God goes on to tell the Israelites that although the whole world is his, they are to be his treasured possession out of all the peoples, a priestly kingdom and a holy nation. These are almost exactly the words that the writer of the first letter of Peter uses as he encourages the early church in its first decades. ‘You are a chosen race, a royal priesthood, God’s own people.’ We’re not God’s chosen people because we’re better than anyone else or more important or God’s favourites. We’re chosen, as the first letter of Peter goes on, ‘in order that you may proclaim the mighty acts of him who called you out of darkness into his marvellous light.’ In other words, we’re chosen for a particular task - to proclaim what God has done, not just for us but for the whole world.
I reflected as I was reading these passages earlier in the week that it’s not difficult to think of ourselves as journeying through a wilderness at this point in time. We might think it sums our situation up rather well: not sure where we are, not clear where we’re going, not very much idea of what lies ahead or how best to navigate our way. But what we do know in it all is what we have seen and heard of God, how God has picked us up, carried us on eagles’ wings, and how God has brought us to himself. We know that because that is our experience. That’s what defines us and will continue to define us as a church. That’s what will hold us and strengthen us and empower us to be what God calls us to be. Because what matters as we emerge from this lockdown is not so much how we’re to be but what we’re to be. We’re to continue to be what God calls us to be; a chosen race, a royal priesthood, God’s own people - not for our own sake, but in order that we might proclaim with our lives all that God has done for his world.
Jesus uses not dissimilar language in our gospel reading today. He looks at the crowds and has compassion them - because they were harassed and helpless like sheep without a shepherd. Worried, distracted, wandering aimlessly, perhaps lost, scattered and disorientated. That too could sum up rather well where we are as a world, as a society. And Jesus’s response is to summon his disciples, to give them authority and to send them out.
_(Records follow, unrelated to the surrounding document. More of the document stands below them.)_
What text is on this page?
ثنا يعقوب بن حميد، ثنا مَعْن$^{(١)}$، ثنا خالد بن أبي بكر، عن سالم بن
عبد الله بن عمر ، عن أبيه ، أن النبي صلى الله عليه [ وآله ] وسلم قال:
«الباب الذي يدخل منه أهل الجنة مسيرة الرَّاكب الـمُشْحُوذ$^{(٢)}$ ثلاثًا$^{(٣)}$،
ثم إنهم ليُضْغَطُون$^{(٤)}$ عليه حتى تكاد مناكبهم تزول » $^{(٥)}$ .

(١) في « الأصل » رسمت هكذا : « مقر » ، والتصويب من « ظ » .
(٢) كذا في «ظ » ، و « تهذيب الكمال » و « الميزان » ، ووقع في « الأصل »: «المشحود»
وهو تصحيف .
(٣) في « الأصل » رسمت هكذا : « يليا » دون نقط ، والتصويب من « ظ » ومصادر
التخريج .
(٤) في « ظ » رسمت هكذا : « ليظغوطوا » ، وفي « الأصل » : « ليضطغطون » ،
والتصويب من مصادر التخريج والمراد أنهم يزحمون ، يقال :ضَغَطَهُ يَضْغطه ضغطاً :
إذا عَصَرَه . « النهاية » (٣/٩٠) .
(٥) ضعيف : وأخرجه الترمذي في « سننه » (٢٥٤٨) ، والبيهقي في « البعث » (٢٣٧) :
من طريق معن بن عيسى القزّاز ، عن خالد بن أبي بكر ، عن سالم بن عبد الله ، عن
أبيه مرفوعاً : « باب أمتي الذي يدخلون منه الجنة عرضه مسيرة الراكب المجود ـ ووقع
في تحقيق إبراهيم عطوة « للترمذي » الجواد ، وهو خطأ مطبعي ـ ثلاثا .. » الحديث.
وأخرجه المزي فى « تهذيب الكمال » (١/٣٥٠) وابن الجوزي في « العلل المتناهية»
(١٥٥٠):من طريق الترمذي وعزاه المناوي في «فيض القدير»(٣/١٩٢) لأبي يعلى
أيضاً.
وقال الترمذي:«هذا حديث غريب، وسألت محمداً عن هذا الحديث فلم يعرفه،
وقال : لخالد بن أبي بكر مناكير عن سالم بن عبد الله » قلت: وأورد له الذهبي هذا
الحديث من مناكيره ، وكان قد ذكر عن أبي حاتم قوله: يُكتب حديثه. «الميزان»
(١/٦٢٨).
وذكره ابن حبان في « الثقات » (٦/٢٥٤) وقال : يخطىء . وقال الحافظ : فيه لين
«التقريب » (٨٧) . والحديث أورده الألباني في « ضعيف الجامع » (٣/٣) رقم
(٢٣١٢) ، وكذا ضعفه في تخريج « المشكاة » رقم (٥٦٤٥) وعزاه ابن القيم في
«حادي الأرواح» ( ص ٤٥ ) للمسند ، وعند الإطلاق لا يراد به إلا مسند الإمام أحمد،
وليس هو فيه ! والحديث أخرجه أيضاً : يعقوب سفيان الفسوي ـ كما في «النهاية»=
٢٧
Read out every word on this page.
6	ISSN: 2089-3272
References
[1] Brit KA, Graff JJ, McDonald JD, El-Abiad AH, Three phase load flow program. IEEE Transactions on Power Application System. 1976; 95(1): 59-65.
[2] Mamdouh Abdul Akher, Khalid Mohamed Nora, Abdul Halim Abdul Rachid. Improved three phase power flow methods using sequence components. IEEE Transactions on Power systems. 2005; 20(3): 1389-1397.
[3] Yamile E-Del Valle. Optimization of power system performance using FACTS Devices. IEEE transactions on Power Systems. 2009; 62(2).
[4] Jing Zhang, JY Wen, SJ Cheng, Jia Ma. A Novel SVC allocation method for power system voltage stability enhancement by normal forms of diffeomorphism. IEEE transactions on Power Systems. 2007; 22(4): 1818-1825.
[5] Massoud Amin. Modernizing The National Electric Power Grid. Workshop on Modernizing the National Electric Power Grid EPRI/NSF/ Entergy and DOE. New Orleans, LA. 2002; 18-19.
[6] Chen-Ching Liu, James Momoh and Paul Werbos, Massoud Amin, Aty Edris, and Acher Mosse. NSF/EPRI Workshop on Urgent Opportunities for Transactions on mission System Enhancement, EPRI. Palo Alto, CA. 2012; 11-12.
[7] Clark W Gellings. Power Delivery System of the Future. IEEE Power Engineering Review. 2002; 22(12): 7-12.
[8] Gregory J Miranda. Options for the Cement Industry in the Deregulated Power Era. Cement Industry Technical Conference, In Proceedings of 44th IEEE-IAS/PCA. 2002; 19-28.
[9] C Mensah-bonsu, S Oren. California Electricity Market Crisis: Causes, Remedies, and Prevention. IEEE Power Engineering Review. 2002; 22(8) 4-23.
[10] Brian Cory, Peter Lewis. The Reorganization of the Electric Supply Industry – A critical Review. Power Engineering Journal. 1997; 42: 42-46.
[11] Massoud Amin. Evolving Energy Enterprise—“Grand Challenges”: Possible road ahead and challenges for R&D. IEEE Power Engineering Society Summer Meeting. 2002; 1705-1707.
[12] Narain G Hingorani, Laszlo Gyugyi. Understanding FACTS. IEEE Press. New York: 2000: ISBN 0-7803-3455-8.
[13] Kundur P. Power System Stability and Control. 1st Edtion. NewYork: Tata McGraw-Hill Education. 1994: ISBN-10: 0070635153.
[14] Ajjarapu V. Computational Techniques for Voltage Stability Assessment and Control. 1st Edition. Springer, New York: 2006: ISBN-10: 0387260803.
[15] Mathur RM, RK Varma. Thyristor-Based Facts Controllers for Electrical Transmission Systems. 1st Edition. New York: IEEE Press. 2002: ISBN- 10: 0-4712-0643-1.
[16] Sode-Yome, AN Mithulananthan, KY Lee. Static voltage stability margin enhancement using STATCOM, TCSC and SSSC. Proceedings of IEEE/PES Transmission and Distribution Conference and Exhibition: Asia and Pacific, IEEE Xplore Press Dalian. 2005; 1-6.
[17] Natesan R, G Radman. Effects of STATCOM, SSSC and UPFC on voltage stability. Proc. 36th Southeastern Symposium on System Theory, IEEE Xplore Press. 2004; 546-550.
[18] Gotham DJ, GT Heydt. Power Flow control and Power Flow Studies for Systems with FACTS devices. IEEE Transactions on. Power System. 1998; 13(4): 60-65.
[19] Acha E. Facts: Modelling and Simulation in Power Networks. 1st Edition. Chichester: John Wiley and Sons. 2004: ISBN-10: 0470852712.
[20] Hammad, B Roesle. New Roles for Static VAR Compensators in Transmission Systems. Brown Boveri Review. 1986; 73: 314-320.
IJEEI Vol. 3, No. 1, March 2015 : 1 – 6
As they go, they are to proclaim all that God has done: the good news that the Kingdom of heaven has come near.
That’s our task; to be the people of God who are sent out. So, this is not about us and what we can do and what we have to offer, whether individually or as a church family. It’s about God and what God has already done and what God can do in and with and through us. Neither is it about the church in terms of its institutional structures and buildings and constitution. It’s about the people of God, the body of Christ here on earth, called and equipped and sent to proclaim the good news and point others to the signs of God’s activity, God’s kingdom, in the world he has created, loved and redeemed.
So as we look forward, as we surely do, to the time when we can meet again in our church buildings let’s pray deeply and intentionally that we may, first and foremost, be faithful to our calling as God’s chosen people - to be signs and signposts to what God has done and is doing - and, as we go, wherever it is that we go, to proclaim the good news, the Kingdom of heaven has come near.